Strengthen the US infrastructure, put Americans to work

Since its creation in 1956, the Highway Trust Fund has been funded almost entirely by fuel taxes and has been integral to growing our nation’s economy and ensuring the timely and efficient movement of people and goods.

With another self-imposed funding cliff looming as the current authorization expires on May 31, states are already cutting back on construction projects. Now is the time for Congress to fix this crisis, not merely postpone it. Congress has passed two partial authorizations and 23 short-term extensions since the last six-year bill was enacted in 1998. It’s not going to get any easier.

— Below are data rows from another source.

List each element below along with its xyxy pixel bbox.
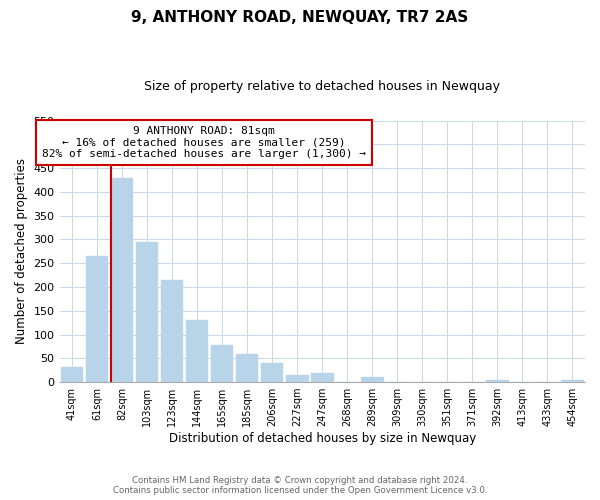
Text: Contains HM Land Registry data © Crown copyright and database right 2024.
Contai: Contains HM Land Registry data © Crown c… (113, 476, 487, 495)
Bar (236, 354, 259, 382)
Title: Size of property relative to detached houses in Newquay: Size of property relative to detached ho… (144, 80, 500, 93)
Bar (86, 256, 109, 382)
Bar (211, 344, 233, 382)
Text: 9 ANTHONY ROAD: 81sqm
← 16% of detached houses are smaller (259)
82% of semi-det: 9 ANTHONY ROAD: 81sqm ← 16% of detached … (42, 126, 366, 159)
X-axis label: Distribution of detached houses by size in Newquay: Distribution of detached houses by size … (169, 432, 476, 445)
Bar (186, 320, 208, 382)
Bar (486, 380, 509, 382)
Bar (286, 375, 308, 382)
Text: 9, ANTHONY ROAD, NEWQUAY, TR7 2AS: 9, ANTHONY ROAD, NEWQUAY, TR7 2AS (131, 10, 469, 25)
Bar (61, 367, 83, 382)
Bar (111, 178, 133, 382)
Bar (361, 378, 383, 382)
Bar (561, 380, 584, 382)
Bar (136, 242, 158, 382)
Bar (261, 363, 283, 382)
Y-axis label: Number of detached properties: Number of detached properties (15, 158, 28, 344)
Bar (161, 280, 184, 382)
Bar (311, 372, 334, 382)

The need is compelling for a significant infusion in the Highway Trust Fund, and the benefits are obvious. Although nothing is free, according to an S&P 500 research report, each $1.3 billion invested in infrastructure generates $2 billion of economic growth, creates 29,000 jobs and reduces the deficit by $200 million.

Earlier this year, I introduced what would be the first gas tax increase in 22 years, joined by the U.S. Chamber of Commerce, the AFL-CIO, the American Trucking Associations and AAA, Transportation for America, the American Road & Transportation Builders Association and a broad array of leaders across the political spectrum. They are calling for a gas tax increase to move freight more efficiently, increase economic activity, put hundreds of thousands to work at family-wage jobs and keep Americans safe as we travel. There is no better solution, and every other approach that has been offered has more objections and greater problems.

My legislation, H.R. 680, the Update, Promote, and Develop America’s Transportation Essentials (UPDATE) Act, will phase in a 15-cent increase in the gas tax over three years and then index it to inflation. Doing so will raise $210 billion over the next decade, enough to fund a full six-year reauthorization for the first time since 1997. It will cost the average motorist only 30 cents per day. Deteriorating road conditions, a failure to meet safety needs, and time and fuel wasted by congestion are already costing U.S. families and businesses dearly. Each American driver now pays an average of $324 per year in car maintenance costs due to damage from rough roads, and the economic cost of congestion is $125 billion a year.

These are real costs that will continue to grow if we refuse to act. Worsening infrastructure will cost each American family more than $1,000 a year by 2020, and it will restrict growth of gross domestic product by nearly $1 trillion.

The reason the Highway Trust Fund is short of money is because we’re trying to pay for 2015 infrastructure with 1993 dollars. Since it was last increased, the gas tax has lost more than 40 percent of its buying power, causing state and local governments to scramble to do more with less, even as we have transferred more than $64 billion from the general fund since 2008 to fill the shortfall. These short-term infusions and extensions prevent states, cities and industries from planning for the future. We simply can’t build world-class infrastructure without long-term certainty. No country became great by funding infrastructure eight months at a time.

Longer term, however, raising money to fund our transportation needs based on gallons of fuel consumed is unfair and inefficient. Electric cars and hybrids, improvements in fuel economy and different needs in different parts of our country all eventually limit the effectiveness of the gas tax. For that reason, I hope the UPDATE Act will be the last gas tax increase. That is why I have also introduced legislation, H.R. 679, to create a series of pilot programs to test a road usage charge to pay for our transportation system. By charging per mile instead of per gallon, we can account for better fuel economy and diversifying fuel sources while keeping the spirit of a user fee and still responding to the costs of congestion and maintenance.

With gas prices low, it should be even easier to fund our nation’s infrastructure, putting us on a path to prosperity and international competitiveness. By putting Americans to work repairing bridges and paving highways, we’ll see an immediate economic boost that will grow our economy as goods and services move more cheaply and efficiently in all corners of the country.

Ronald Reagan more than doubled the gas tax 33 years ago. He argued that this user fee would repair deteriorating roads and bridges, put hundreds of thousands of Americans to work and save motorists money. It was true then, and it’s even more compelling today. It’s time to listen to Reagan and summon the courage to act on raising the gas tax today.

Blumenauer has represented Oregon’s 3rd Congressional District since 1996. He sits on the Ways and Means Committee.